Methods: Male Sprague-Dawley rats were treated with SU5416 (20 mg/kg) or vehicle subcutaneously and exposed to hypoxia (10% FiO₂) for three weeks followed by re-exposure to normoxia for 2, 5, or 10 weeks (for a total of 5, 8, and 13 weeks). Lungs were harvested and pulmonary arterioles were mechanically characterized using atomic force microscopy (AFM) microindentation. Human PASMC were cultured on synthetic polyacrylamide substrates of defined stiffness spanning a shear modulus range of 0.1 to 25.6 kPa.

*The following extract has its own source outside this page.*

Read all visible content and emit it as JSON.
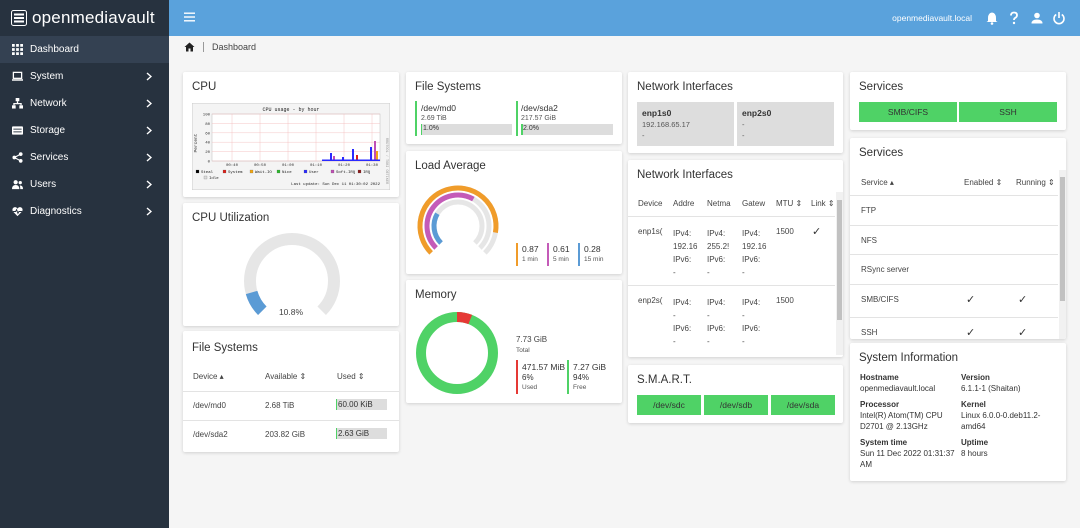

Results: SU5416/hypoxia-exposed rats developed dramatic increases in right ventricular systolic pressure (58 ± 2.5 vs. 22 ± 1 mm Hg) and Fulton's index (0.63 ± 0.04 vs. 0.14 ± 0.04) compared with controls, as well as marked pulmonary vascular remodeling. SU5416/hypoxia-exposed rats developed significant increases in stiffness in pulmonary arterioles <100 μm (1.26 ± 0.8 kPa) compared with controls at 5 weeks, with progressive and sustained increases in PA stiffness at 8 and 13 weeks. Interestingly, pulmonary arterioles >100 μm demonstrated no increase in stiffness early following SU5416/hypoxia, however subsequently developed significant increases in shear modulus at 8 weeks (2.8 ± 2.5 kPa) and 13 weeks (3.1 ± 1.1 kPa) compared with controls. PASMC grown on substrates that span this stiffness range demonstrated exaggerated contractility and enhanced matrix deposition with increasing substrate stiffness, as well as increased proliferation, decreased apoptosis, and reduced cyclooxygenase-2 (COX-2)-derived prostanoid expression. Treatment with iloprost, a PGI₂ analog, significantly attenuated stiffness-dependent increases in PASMC proliferation, matrix deposition, and contractility. Furthermore, increased matrix stiffness led to a significant reduction in COX-2 promoter activity in transiently transfected PASMC grown on substrates of pathologic stiffness.

Conclusions: Our results demonstrate that matrix remodeling in the pulmonary arterial wall fundamentally biases cellular behavior towards progressive vascular remodeling via previously unrecognized effects of matrix stiffening and suggest a central role for COX-2 in orchestrating stiffness-driven amplification of vascular remodeling.